PermutatonTest: Permutation Test for Dissimilarity Matrices

Description

'PermutationTest' computes and returns an empirical p-value from a null distribution generated by permuting 'Dfull' a total of 'num.per' times.

Usage

PermutationTest(Dfull, Dsubsets, num.per, num.chips, alpha)

Arguments

Dfull
dissimilarity matrix from the original (p x n) microarray expression data
Dsubsets
dissimilarity matrices from each k disjoint clusters returned by 'GetClusters'
num.per
number of permutations
num.chips
number of samples, 'n' from the original (p x n) data matrix
alpha
desired level of significance

Value

returns the permuted p-value for the 'alpha' selected level of significance

Warning

(p x n) data matrix should be numeric (e.g. gene-expression levels)

Details

For each permutation, k Mantel correlations are computed by correlating the permuted 'Dfull' with each dissimilarity matrix 'Dsubsets' from the 'k' clusters returned by 'GetClusters'. The absolute value of the maximum Mantel cluster correlation is retained at each permutation.

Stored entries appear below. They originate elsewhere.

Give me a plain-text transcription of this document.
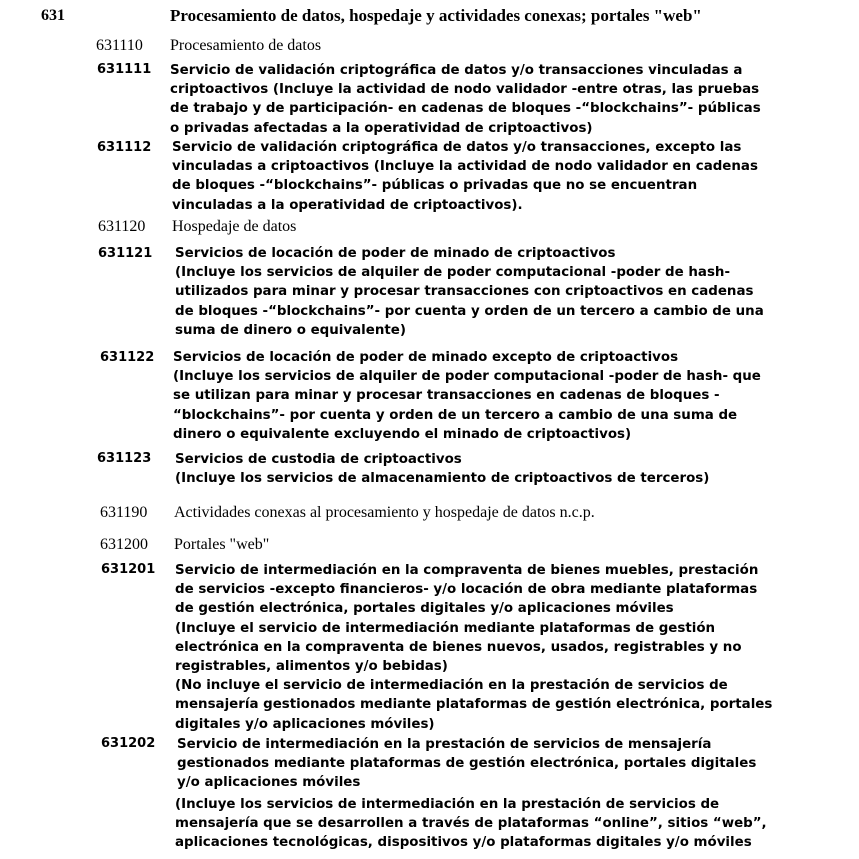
631	Procesamiento de datos, hospedaje y actividades conexas; portales "web"
631110 Procesamiento de datos
631111 Servicio de validación criptográfica de datos y/o transacciones vinculadas a
criptoactivos (Incluye la actividad de nodo validador -entre otras, las pruebas
de trabajo y de participación- en cadenas de bloques -“blockchains”- públicas
o privadas afectadas a la operatividad de criptoactivos)
631112 Servicio de validación criptográfica de datos y/o transacciones, excepto las
vinculadas a criptoactivos (Incluye la actividad de nodo validador en cadenas
de bloques -“blockchains”- públicas o privadas que no se encuentran
vinculadas a la operatividad de criptoactivos).
631120 Hospedaje de datos
631121 Servicios de locación de poder de minado de criptoactivos
(Incluye los servicios de alquiler de poder computacional -poder de hash-
utilizados para minar y procesar transacciones con criptoactivos en cadenas
de bloques -“blockchains”- por cuenta y orden de un tercero a cambio de una
suma de dinero o equivalente)
631122 Servicios de locación de poder de minado excepto de criptoactivos
(Incluye los servicios de alquiler de poder computacional -poder de hash- que
se utilizan para minar y procesar transacciones en cadenas de bloques -
“blockchains”- por cuenta y orden de un tercero a cambio de una suma de
dinero o equivalente excluyendo el minado de criptoactivos)
631123 Servicios de custodia de criptoactivos
(Incluye los servicios de almacenamiento de criptoactivos de terceros)
631190 Actividades conexas al procesamiento y hospedaje de datos n.c.p.
631200 Portales "web"
631201 Servicio de intermediación en la compraventa de bienes muebles, prestación
de servicios -excepto financieros- y/o locación de obra mediante plataformas
de gestión electrónica, portales digitales y/o aplicaciones móviles
(Incluye el servicio de intermediación mediante plataformas de gestión
electrónica en la compraventa de bienes nuevos, usados, registrables y no
registrables, alimentos y/o bebidas)
(No incluye el servicio de intermediación en la prestación de servicios de
mensajería gestionados mediante plataformas de gestión electrónica, portales
digitales y/o aplicaciones móviles)
631202 Servicio de intermediación en la prestación de servicios de mensajería
gestionados mediante plataformas de gestión electrónica, portales digitales
y/o aplicaciones móviles
(Incluye los servicios de intermediación en la prestación de servicios de
mensajería que se desarrollen a través de plataformas “online”, sitios “web”,
aplicaciones tecnológicas, dispositivos y/o plataformas digitales y/o móviles
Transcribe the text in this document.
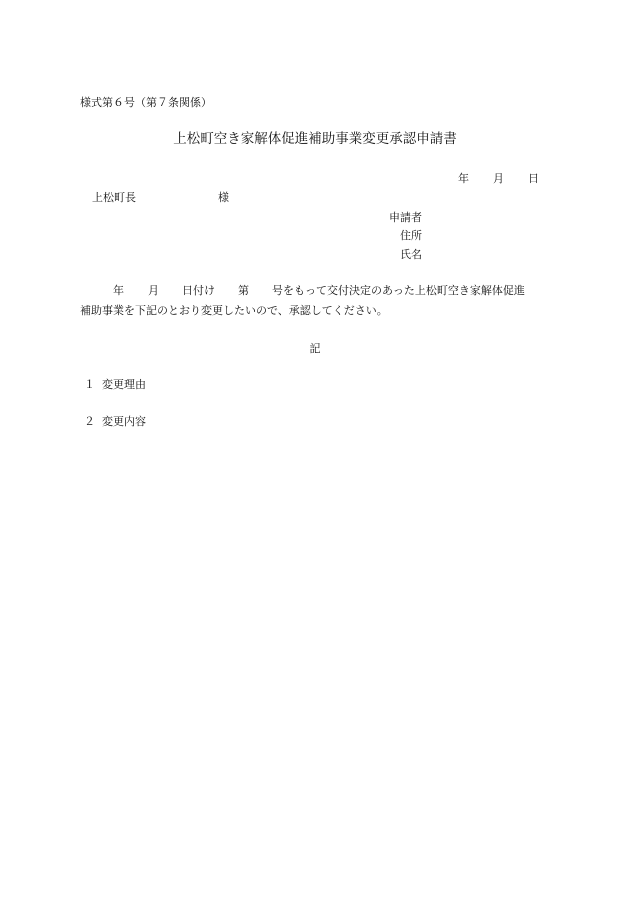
様式第６号（第７条関係）
上松町空き家解体促進補助事業変更承認申請書
年 月 日
上松町長	様
申請者
住所
氏名
年 月 日付け 第 号をもって交付決定のあった上松町空き家解体促進
補助事業を下記のとおり変更したいので、承認してください。
記
１ 変更理由
２ 変更内容
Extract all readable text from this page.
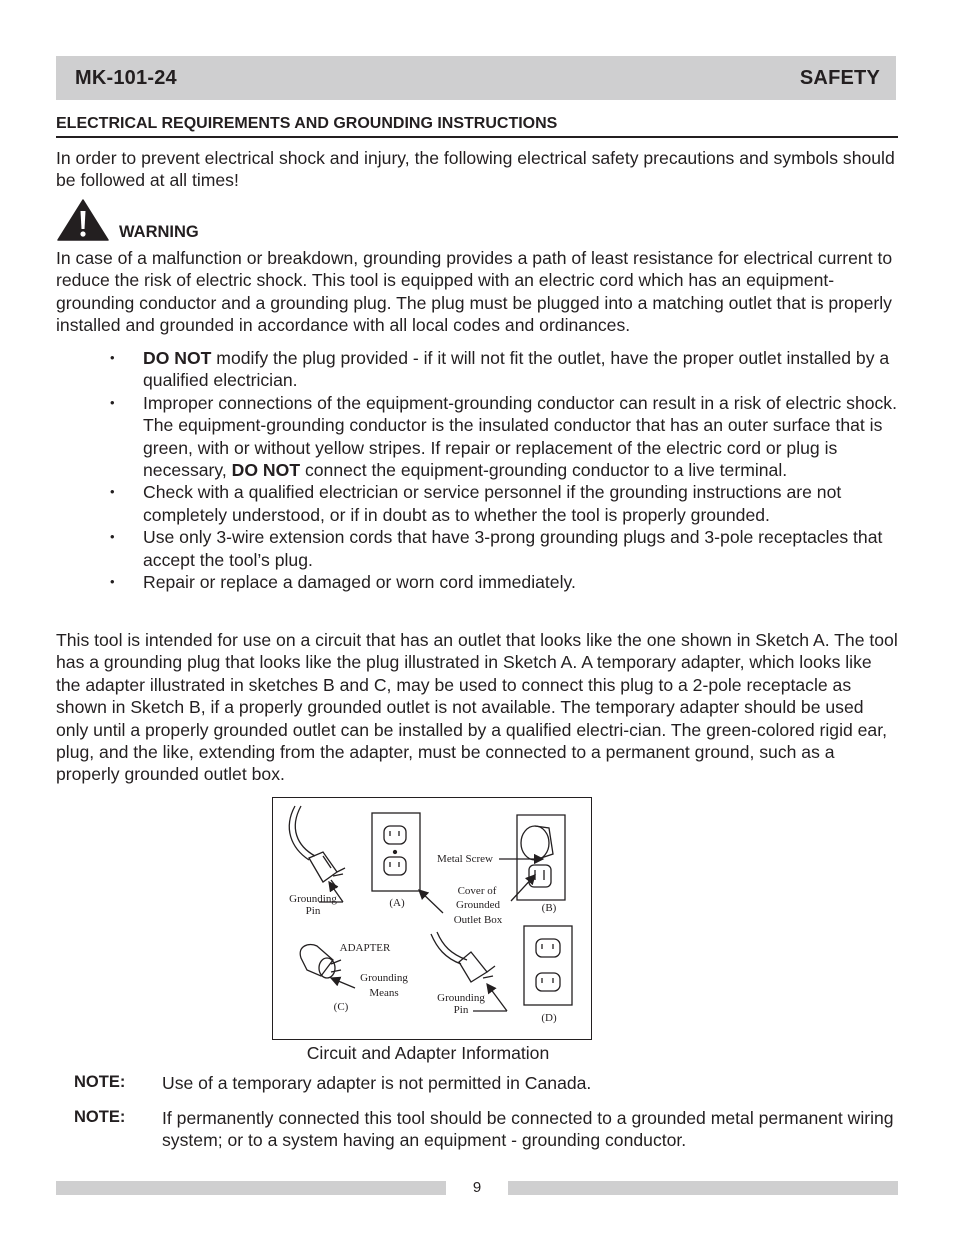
MK-101-24	SAFETY
ELECTRICAL REQUIREMENTS AND GROUNDING INSTRUCTIONS
In order to prevent electrical shock and injury, the following electrical safety precautions and symbols should be followed at all times!
WARNING
In case of a malfunction or breakdown, grounding provides a path of least resistance for electrical current to reduce the risk of electric shock. This tool is equipped with an electric cord which has an equipment-grounding conductor and a grounding plug. The plug must be plugged into a matching outlet that is properly installed and grounded in accordance with all local codes and ordinances.
• DO NOT modify the plug provided - if it will not fit the outlet, have the proper outlet installed by a qualified electrician.
• Improper connections of the equipment-grounding conductor can result in a risk of electric shock. The equipment-grounding conductor is the insulated conductor that has an outer surface that is green, with or without yellow stripes. If repair or replacement of the electric cord or plug is necessary, DO NOT connect the equipment-grounding conductor to a live terminal.
• Check with a qualified electrician or service personnel if the grounding instructions are not completely understood, or if in doubt as to whether the tool is properly grounded.
• Use only 3-wire extension cords that have 3-prong grounding plugs and 3-pole receptacles that accept the tool’s plug.
• Repair or replace a damaged or worn cord immediately.
This tool is intended for use on a circuit that has an outlet that looks like the one shown in Sketch A. The tool has a grounding plug that looks like the plug illustrated in Sketch A. A temporary adapter, which looks like the adapter illustrated in sketches B and C, may be used to connect this plug to a 2-pole receptacle as shown in Sketch B, if a properly grounded outlet is not available. The temporary adapter should be used only until a properly grounded outlet can be installed by a qualified electri-cian. The green-colored rigid ear, plug, and the like, extending from the adapter, must be connected to a permanent ground, such as a properly grounded outlet box.
Grounding
Pin
(A)
Metal Screw
Cover of
Grounded
Outlet Box
(B)
ADAPTER
Grounding
Means
(C)
Grounding
Pin
(D)
Circuit and Adapter Information
NOTE: Use of a temporary adapter is not permitted in Canada.
NOTE: If permanently connected this tool should be connected to a grounded metal permanent wiring system; or to a system having an equipment - grounding conductor.
9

These 'num.per' maximum correlations are then used to generate a null distribution for distance metric independence, with the p-value taken from the (1 - 'alpha') percentile of this permutation distribution.

See Also

'GetClusters' 'DistMatrices' 'MantelCorrs'

Examples

Run this code

# simulate a p x n microarray expression dataset, where p = genes and n = samples
data.sep <- rbind(matrix(rnorm(1000), ncol=50), matrix(rnorm(1000, mean=5), ncol=50))
noise <- matrix(runif(40000), ncol=1000)
data <- t(cbind(data.sep, noise))
data <- data[1:200, ]
# data has p = 1,050 genes and n = 40 samples

clusters.result <- GetClusters(data, 100, 100)
dist.matrices <- DistMatrices(data, clusters.result$clusters)
mantel.corrs <- MantelCorrs(dist.matrices$Dfull, dist.matrices$Dsubsets)
permutation.result <- PermutationTest(dist.matrices$Dfull, dist.matrices$Dsubsets, 100, 40, 0.05)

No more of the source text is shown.